The groupby function is discussed in the section on building node structures. This example transforms a list of CETrade instances that comprise (at least) the fields Instrument, Quantity and Price. To further explain its operation the arguments are as follows:

  1. The first argument, generateFrom in this example, is the node set the group-by function will be applied to.
  2. A func argument to return the value that defines the distinct-ness for the grouping operation. This example groups the CETrade instances by their Instrument field.
  3. A func argument executed once for every distinct value returned by argument 2 and on its first occurrence. This example allocates a new instance of CETrade, initialises the relevant fields and places it in the output list. The @name symbol evaluates to the current distinct value.
  4. A func that is executed for every child of the input list. The @name symbol evaluates to the current distinct value.

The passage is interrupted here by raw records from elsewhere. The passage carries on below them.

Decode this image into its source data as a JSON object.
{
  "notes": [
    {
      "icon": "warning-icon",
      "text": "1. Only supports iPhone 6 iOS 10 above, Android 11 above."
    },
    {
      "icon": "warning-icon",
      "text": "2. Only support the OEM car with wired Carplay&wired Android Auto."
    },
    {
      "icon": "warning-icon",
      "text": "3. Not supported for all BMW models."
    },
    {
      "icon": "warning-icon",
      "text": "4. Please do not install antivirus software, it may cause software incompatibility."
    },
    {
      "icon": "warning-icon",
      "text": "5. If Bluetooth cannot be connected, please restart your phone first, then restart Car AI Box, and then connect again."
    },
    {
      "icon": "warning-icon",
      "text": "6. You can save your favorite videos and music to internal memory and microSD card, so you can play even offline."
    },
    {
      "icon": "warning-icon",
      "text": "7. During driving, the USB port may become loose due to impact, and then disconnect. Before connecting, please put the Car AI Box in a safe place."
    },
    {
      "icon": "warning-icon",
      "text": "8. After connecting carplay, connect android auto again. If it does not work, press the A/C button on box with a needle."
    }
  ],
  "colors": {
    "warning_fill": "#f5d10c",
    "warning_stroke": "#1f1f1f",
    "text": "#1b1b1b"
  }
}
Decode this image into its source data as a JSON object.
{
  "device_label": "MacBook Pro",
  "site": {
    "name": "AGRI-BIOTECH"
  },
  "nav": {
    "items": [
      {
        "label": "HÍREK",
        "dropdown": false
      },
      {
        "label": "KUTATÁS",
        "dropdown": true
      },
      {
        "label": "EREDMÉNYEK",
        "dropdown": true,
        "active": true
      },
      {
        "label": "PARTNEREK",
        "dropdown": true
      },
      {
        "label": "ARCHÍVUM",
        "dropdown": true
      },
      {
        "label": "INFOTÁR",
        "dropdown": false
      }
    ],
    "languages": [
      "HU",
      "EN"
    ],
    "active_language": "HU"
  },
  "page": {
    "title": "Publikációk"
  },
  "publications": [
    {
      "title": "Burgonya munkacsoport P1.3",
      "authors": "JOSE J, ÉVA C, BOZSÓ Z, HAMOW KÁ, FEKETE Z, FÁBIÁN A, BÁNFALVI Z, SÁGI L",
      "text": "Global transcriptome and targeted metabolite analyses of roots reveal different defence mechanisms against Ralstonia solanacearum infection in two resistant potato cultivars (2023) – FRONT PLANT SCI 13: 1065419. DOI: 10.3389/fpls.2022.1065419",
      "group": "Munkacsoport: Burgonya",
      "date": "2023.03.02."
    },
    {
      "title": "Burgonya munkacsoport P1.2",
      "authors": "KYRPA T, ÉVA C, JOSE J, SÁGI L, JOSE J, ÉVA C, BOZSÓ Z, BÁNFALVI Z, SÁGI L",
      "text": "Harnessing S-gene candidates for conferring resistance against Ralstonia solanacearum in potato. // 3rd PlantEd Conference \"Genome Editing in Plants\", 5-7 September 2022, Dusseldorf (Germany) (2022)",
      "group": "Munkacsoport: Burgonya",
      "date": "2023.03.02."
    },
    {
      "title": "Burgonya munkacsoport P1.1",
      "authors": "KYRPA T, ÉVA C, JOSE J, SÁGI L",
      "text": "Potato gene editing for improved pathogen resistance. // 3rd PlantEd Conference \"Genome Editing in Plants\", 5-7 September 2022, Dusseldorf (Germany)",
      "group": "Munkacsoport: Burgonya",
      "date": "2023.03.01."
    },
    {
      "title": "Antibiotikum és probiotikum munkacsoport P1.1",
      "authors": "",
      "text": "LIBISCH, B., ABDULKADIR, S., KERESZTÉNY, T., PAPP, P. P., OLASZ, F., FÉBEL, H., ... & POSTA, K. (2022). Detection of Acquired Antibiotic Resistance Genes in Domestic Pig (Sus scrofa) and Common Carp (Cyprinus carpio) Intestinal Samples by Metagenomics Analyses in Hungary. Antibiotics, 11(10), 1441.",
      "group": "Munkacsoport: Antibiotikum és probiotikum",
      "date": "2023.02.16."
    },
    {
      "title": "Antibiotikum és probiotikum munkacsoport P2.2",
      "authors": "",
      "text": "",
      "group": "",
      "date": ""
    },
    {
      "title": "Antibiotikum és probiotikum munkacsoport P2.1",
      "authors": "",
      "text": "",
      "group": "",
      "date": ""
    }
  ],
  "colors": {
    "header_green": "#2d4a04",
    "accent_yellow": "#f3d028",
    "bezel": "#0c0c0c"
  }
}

The purpose of this example is to sum the Quantity and find an average Price, weighted by the Quantity.
  5. A func that is executed after the input list has been processed, once for each distinct value. The required average is calculated by dividing the weighted total by the weighting total, Quantity.

Statement arguments to built-ins are often seen when the built-in performs some sort of iteration, as in this example. They are executed without arguments, so a new stack frame is not created. In this way, the statements have access to the current local scope, as illustrated in this example where the output list is built on the hmap locally declared as grouped.

Arguments to funcs and Stack Frames

Unlike a defined function, a func's statement has no formal definition of its parameters. When arguments are passed in an xfunc invocation they are placed on a new stack frame. If no arguments are passed, no new stack frame is created and instead the func statement has access to the contents of the current stack.

Arguments are most often passed in an xfunc when the func statement is a call expression:

func callf = call somefunc(arg1, arg2);

Of course, the expressions arg1 and arg2 are the path references $stack.arg1 and $stack.arg2. For these to resolve successfully the invocation of callf would look like this:

xfunc(callf, arg1, arg2);

This pattern of func and xfunc is common when one context is establishing an entry point and providing it for use to another via the variable callf.

However a func's (or cfunc's) statement can be any expression and references to the stack can be satisfied by arguments passed in the xfunc. If no arguments are specified in the xfunc then the expression is assuming that any stack references are resolved by the contents of the current stack frame. This pattern is more common when funcs are passed as arguments to built-in functions, such as the groupby example above. In cases like these there is no explicit xfunc, however the same rules apply. Not creating a new stack frame is especially relevant to groupby because it supports multiple cfunc arguments, where those that are called first typically set up stack-based variables for those called later.